Evolutionary Adaptations of Parasitic Flatworms to Different Oxygen Tensions

Abstract

During the evolution of the Earth, the increase in the atmospheric concentration of oxygen gave rise to the development of organisms with aerobic metabolism, which utilized this molecule as the ultimate electron acceptor, whereas other organisms maintained an anaerobic metabolism. Platyhelminthes exhibit both aerobic and anaerobic metabolism depending on the availability of oxygen in their environment and/or due to differential oxygen tensions during certain stages of their life cycle. As these organisms do not have a circulatory system, gas exchange occurs by the passive diffusion through their body wall. Consequently, the flatworms developed several adaptations related to the oxygen gradient that is established between the aerobic tegument and the cellular parenchyma that is mostly anaerobic. Because of the aerobic metabolism, hydrogen peroxide (H₂O₂) is produced in abundance. Catalase usually scavenges H₂O₂ in mammals; however, this enzyme is absent in parasitic platyhelminths. Thus, the architecture of the antioxidant systems is different, depending primarily on the superoxide dismutase, glutathione peroxidase, and peroxiredoxin enzymes represented mainly in the tegument. Here, we discuss the adaptations that parasitic flatworms have developed to be able to transit from the different metabolic conditions to those they are exposed to during their life cycle.

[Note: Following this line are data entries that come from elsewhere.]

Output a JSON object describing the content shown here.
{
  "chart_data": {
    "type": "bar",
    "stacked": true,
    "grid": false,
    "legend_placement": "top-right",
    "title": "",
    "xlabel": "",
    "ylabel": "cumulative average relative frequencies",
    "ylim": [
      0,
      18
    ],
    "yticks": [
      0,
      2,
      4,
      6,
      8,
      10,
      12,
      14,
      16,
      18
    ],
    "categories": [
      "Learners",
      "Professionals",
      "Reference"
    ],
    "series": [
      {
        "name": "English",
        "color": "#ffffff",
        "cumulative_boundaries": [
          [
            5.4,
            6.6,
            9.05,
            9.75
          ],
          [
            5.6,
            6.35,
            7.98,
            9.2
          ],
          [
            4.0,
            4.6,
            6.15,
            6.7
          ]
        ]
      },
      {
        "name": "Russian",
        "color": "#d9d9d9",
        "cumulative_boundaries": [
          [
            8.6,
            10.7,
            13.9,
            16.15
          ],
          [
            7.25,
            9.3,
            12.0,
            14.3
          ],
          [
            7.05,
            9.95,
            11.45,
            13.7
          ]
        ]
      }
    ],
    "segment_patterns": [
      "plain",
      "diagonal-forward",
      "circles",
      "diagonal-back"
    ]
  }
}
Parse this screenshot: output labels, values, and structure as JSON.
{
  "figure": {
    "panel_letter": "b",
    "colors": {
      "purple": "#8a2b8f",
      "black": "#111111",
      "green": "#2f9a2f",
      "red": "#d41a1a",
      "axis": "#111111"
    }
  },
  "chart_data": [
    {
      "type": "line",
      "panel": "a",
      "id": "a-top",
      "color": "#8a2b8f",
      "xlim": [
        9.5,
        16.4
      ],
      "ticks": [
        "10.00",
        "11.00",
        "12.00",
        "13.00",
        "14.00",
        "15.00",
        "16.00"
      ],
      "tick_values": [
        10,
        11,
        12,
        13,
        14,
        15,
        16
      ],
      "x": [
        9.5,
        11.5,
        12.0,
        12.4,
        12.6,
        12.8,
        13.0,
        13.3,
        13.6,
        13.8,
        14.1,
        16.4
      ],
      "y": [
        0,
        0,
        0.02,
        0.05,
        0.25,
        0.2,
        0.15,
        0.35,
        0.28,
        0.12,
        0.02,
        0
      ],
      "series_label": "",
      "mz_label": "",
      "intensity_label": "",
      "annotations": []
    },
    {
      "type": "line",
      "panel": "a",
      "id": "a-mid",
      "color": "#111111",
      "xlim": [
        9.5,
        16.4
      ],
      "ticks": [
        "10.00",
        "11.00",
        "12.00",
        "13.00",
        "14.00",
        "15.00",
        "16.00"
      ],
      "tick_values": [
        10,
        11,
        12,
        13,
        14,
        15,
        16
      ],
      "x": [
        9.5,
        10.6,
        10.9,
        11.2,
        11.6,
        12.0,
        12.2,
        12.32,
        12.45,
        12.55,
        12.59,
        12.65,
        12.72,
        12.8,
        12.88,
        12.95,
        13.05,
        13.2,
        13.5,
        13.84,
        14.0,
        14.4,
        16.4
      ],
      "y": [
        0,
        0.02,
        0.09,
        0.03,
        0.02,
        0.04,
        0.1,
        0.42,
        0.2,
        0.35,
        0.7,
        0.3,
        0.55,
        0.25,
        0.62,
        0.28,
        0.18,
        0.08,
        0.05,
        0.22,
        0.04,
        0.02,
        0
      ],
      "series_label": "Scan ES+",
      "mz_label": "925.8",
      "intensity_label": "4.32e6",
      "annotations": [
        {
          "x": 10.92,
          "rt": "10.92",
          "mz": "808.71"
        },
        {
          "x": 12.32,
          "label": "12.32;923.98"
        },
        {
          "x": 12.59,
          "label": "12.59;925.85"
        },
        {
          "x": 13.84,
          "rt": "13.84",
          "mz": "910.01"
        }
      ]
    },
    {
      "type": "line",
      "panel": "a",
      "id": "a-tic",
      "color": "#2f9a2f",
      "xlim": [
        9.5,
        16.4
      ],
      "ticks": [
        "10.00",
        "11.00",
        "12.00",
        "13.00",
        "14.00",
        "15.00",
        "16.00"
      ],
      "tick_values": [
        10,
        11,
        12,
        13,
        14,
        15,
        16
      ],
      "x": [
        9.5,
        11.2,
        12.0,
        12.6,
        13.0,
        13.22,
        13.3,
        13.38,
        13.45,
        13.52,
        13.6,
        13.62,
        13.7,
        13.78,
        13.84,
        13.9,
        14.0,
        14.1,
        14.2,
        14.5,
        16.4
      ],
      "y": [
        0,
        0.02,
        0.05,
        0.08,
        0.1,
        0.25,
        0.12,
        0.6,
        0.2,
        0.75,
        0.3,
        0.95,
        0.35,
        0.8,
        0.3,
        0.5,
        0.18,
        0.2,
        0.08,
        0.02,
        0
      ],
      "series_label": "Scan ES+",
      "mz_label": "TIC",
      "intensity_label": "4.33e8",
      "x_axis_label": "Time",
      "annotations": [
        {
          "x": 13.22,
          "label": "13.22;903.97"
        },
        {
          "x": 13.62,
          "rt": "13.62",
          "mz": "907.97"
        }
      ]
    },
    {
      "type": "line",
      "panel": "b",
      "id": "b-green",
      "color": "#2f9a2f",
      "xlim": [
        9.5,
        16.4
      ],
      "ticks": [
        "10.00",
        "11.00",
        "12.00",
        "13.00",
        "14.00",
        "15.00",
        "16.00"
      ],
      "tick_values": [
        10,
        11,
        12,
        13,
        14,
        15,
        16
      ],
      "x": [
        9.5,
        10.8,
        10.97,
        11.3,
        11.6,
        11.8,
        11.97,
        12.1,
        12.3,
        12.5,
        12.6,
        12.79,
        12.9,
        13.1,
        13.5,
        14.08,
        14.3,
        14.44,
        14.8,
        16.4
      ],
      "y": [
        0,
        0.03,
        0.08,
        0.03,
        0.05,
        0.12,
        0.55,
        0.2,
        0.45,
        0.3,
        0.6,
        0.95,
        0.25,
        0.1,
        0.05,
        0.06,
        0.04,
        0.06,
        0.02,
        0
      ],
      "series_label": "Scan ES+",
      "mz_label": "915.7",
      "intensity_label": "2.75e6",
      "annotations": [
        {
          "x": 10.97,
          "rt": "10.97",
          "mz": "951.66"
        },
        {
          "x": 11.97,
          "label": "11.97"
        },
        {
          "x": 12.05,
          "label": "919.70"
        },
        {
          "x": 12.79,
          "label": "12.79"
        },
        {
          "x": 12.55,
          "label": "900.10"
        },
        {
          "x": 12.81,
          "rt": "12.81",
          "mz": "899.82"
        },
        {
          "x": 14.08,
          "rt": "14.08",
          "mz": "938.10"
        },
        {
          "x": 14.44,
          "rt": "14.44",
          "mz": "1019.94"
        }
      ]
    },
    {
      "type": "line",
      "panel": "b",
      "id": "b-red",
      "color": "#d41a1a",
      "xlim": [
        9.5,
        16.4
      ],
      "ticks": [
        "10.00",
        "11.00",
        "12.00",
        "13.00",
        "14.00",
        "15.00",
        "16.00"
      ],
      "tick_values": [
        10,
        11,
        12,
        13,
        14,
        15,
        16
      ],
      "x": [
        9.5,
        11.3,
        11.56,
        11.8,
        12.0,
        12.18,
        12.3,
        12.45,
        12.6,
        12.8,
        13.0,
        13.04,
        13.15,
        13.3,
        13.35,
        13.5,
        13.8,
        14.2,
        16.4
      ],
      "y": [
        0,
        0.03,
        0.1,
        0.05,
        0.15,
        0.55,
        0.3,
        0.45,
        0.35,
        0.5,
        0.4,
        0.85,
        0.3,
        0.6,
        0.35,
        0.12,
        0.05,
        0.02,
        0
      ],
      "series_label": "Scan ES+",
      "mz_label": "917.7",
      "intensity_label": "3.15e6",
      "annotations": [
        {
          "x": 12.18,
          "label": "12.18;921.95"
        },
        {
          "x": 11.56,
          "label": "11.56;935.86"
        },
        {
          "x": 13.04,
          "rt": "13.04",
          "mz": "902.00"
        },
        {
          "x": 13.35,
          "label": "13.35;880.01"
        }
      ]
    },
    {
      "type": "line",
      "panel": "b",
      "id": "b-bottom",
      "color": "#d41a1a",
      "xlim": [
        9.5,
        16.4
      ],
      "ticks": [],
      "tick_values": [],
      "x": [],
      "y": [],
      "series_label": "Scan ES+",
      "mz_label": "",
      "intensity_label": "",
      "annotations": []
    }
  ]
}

Keywords: Cestoda; anaerobic metabolism; mitochondria; oxygen tension; platyhelminthes; tegument.

Figure 1

Life cycle of Taenia solium. Parasite stages and its migration through the interior of its intermediate host (e.g., pig, in green) and its definitive host (e.g., man, in purple), is illustrated.

Figure 2

Adult form of the cestodes is exposed to the intestinal oxygen concentration. The image shows a structural drawing of the adult tapeworm form of Echinococcus granulosus (left; size range 2–7 mm) and Taenia solium (right; size range 2–7 m), attacking the intestinal epithelium of their definitive host. Oxygen tension in the intestinal tissue decreases the further away parasites are from the intestinal capillaries, while the oxygen concentration in the intestinal lumen decreases as parasites move towards the colon, where the environment is practically anaerobic. Oxygen concentrations were obtained from references [33,34,35,36]. The size of the parasites was obtained from the Laboratory Identification of Parasites of Public Health Concern website (https://www.cdc.gov/dpdx/ (accessed on 17 February 2022)).

Figure 3

Tegument of the cestodes. Panel (a) represents a photograph of the tegument of Taenia crassiceps cysticercus obtained by transmission electron microscopy. Panel (b) is a schematic representation of the tegument of cestodes. Abbreviations: bl, basal lamina; er, endoplasmatic reticulum; gg, glycogen granules; M, muscle; MI, microtriches; N, nucleus; pm, parenchymal mitochondria (anaerobic mitochondria); tm, tegumental mitochondria (aerobic mitochondria); v, vesicles.

Figure 4

Aerobic and anaerobic energy metabolism in parasitic flatworms. Representation of the electron flow in aerobic metabolism: Panel (a), while Panel (b), represents the electron flow corresponding to anaerobic metabolism. Abbreviations: OMM, outer mitochondria membrane; IMM, inner mitochondria membrane; Ac-CoA, Acetyl coenzyme A; ASCT, acetate succinate-CoA transferase; cytc, cytochrome c; Fum, fumarate; FH, fumarate hydratase (fumarase); FRD, fumarate reductase; Glu-6-P, glucose 6-phosphate; Lac, lactate; LDH, lactate dehydrogenase; MDH, malate dehydrogenase; ME, mitochondrial malic enzyme; MetMal-CoA, methylmalonyl coenzyme A; Mlt, malate; PEP, phosphoenol pyruvate; PEPCK, phosphoenol pyruvate carboxykinase; PDH, pyruvate dehydrogenase complex; PK, pyruvate kinase; Pyr, pyruvate; OAA, oxaloacetate; RQ, rhodoquinone; Succ, succinate; Succ-CoA, succinyl-coenzime A; SDH, succinate dehydrogenase; TCA, tricarboxylic acid cycle; UQ, ubiquinone.

Figure 5

The antioxidant system of parasitic flatworms. Abbreviations: GSH reduced glutathione; GSSG, oxidized glutathione; H₂O₂, hydrogen peroxide; HO^●, hydroxyl radical; O₂, molecular oxygen; O₂^●− superoxide anion radical; Ph-GPx, glutathione phospholipid peroxidase; Prx, peroxiredoxin; SOD, superoxide dismutase; TGR, thioredoxin-glutathione reductase; Trx-(SH)₂, reduced thioredoxin; Trx-(S)₂, oxidized thioredoxin.